The third topic, “Expression proteomics based on two-dimensional electrophoresis,” aims at describing the 2-DE procedure and protein level quantification, from its biochemical basis to its major applications and constraints. The basis of protein separation in the first step of 2-DE by isoelectric focusing (IEF) is discussed. This step is commonly carried out in polyacrylamide matrices containing an immobilized pH gradient (IPG) where the polyampholytic proteins migrate, under a strong electric field, along a pH gradient strip toward the pH at which their net charge is null. The second step of protein separation, according to their molecular mass by SDS-PAGE (sodium dodecylsulphate–polyacrylamide gel electrophoresis), is also focused (Fig. 1). Staining procedure to detect and quantify the separated proteins, its dynamic range (range of linearity between the spot intensity and the concentration of the protein), its reproducibility and its compatibility with protein identification methods are discussed. Methods for protein detection, requiring protein labeling before the 2-DE procedure, are described, including in vivo protein radiolabeling using 35S-methionine or in vitro labeling of protein extracts with fluorescent dyes (e.g., using CyDyes for DIGE–Difference Gel Electrophoresis). Capture of images and gel analysis steps and constraints are also considered in class.

Figure 1.

Schematic representation of the process of protein separation by two-dimensional electrophoresis. IEF, isoelectric focusing; SDS-PAGE, sodium dodecylsulphate-polyacrylamide gel electrophoresis.

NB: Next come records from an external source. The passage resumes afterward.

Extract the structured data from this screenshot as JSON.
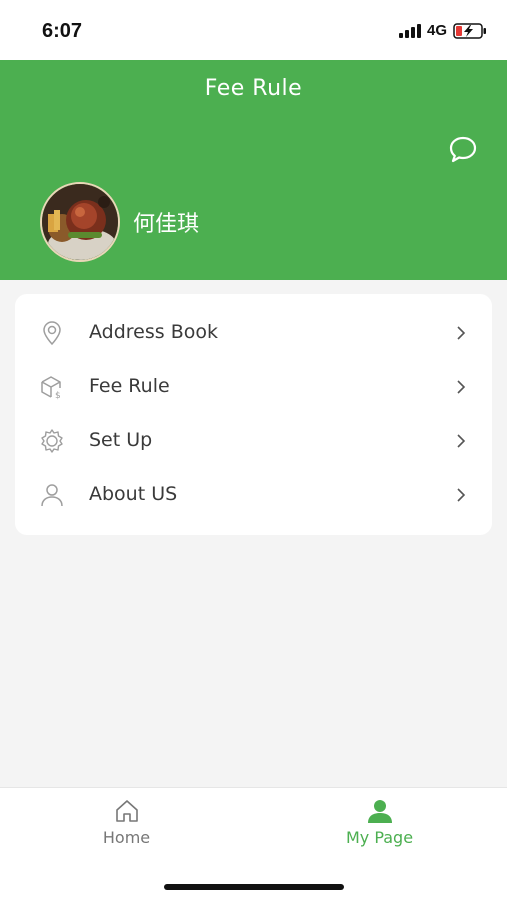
{
  "status_bar": {
    "time": "6:07",
    "network": "4G",
    "icons": [
      "signal-icon",
      "battery-charging-icon"
    ]
  },
  "header": {
    "title": "Fee Rule",
    "user_name": "何佳琪",
    "icons": [
      "chat-bubble-icon",
      "avatar"
    ]
  },
  "menu": {
    "items": [
      {
        "label": "Address Book",
        "icon": "location-pin-icon"
      },
      {
        "label": "Fee Rule",
        "icon": "box-dollar-icon"
      },
      {
        "label": "Set Up",
        "icon": "gear-icon"
      },
      {
        "label": "About US",
        "icon": "person-icon"
      }
    ]
  },
  "tab_bar": {
    "tabs": [
      {
        "label": "Home",
        "icon": "home-icon",
        "active": false
      },
      {
        "label": "My Page",
        "icon": "person-filled-icon",
        "active": true
      }
    ]
  },
  "colors": {
    "brand_green": "#4caf50",
    "background": "#f4f4f4",
    "card": "#ffffff",
    "text": "#3a3a3a",
    "inactive_tab": "#777777"
  }
}
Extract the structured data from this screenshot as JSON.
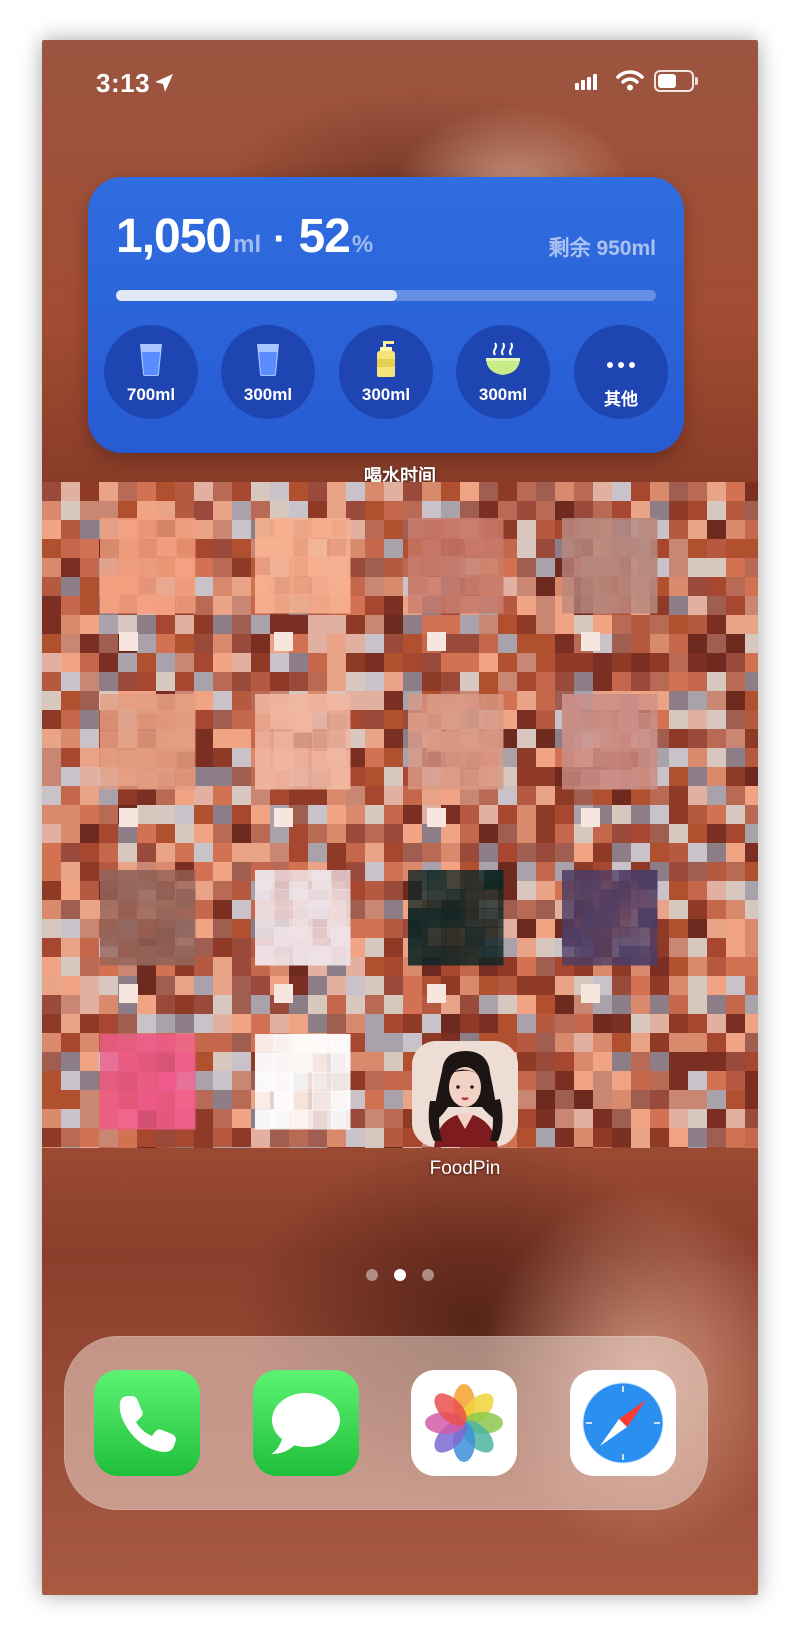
{
  "status_bar": {
    "time": "3:13",
    "battery_level": 0.6
  },
  "water_widget": {
    "consumed": "1,050",
    "consumed_unit": "ml",
    "separator": "·",
    "percent": "52",
    "percent_unit": "%",
    "progress": 0.52,
    "remaining": "剩余 950ml",
    "caption": "喝水时间",
    "accent_color": "#2f6de0",
    "buttons": [
      {
        "label": "700ml",
        "icon": "water-glass-icon"
      },
      {
        "label": "300ml",
        "icon": "water-glass-icon"
      },
      {
        "label": "300ml",
        "icon": "juice-bottle-icon"
      },
      {
        "label": "300ml",
        "icon": "soup-bowl-icon"
      },
      {
        "label": "其他",
        "icon": "more-dots-icon"
      }
    ]
  },
  "apps": [
    {
      "label": "FoodPin",
      "icon": "portrait-avatar-icon"
    }
  ],
  "page_indicator": {
    "pages": 3,
    "current_page": 2
  },
  "dock": {
    "apps": [
      {
        "name": "phone-app-icon",
        "color": "#34c759"
      },
      {
        "name": "messages-app-icon",
        "color": "#34c759"
      },
      {
        "name": "photos-app-icon",
        "color": "#ffffff"
      },
      {
        "name": "safari-app-icon",
        "color": "#1e8cf0"
      }
    ]
  }
}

The fourth topic, “MS approaches,” aims at highlighting the mass spectrometry techniques used together or as alternative to 2-DE in expression proteomics. Mass spectrometry (MS), the most used technique for identification of proteins separated from 2D electrophoresis, is presented, from the step of spot removal from the gel, to in-gel protein digestion with proteases (commonly trypsin) and subsequent Peptide mass fingerprinting (PMF). Peptides masses experimentally determined for a proteolytic digest by mass spectrometry are compared to predicted masses from in silico digestions of all proteins present in a given database. The importance of genome sequencing to the exploitation of this rapid, low-cost and high-throughput protein identification methodology is highlighted. By this time, students will be aware of the possibilities and constraints of the 2-DE-based expression proteomics procedure, to be followed, step-by-step, in the wet-lab classes (Fig. 2). Other approaches used for protein fractionation as alternatives to 2-DE, relying on protein separation by chromatographic techniques are also exemplified. Mass spectrometry methods for quantitative proteomics are also outlined. The use of sample labeling with light or heavy isotopes for relative and absolute protein quantification by tandem MS is provided as an example of such modern approaches [17, 18].

Figure 2.

Schematic representation of the steps required for expression proteomic analysis using 2-DE electrophoresis.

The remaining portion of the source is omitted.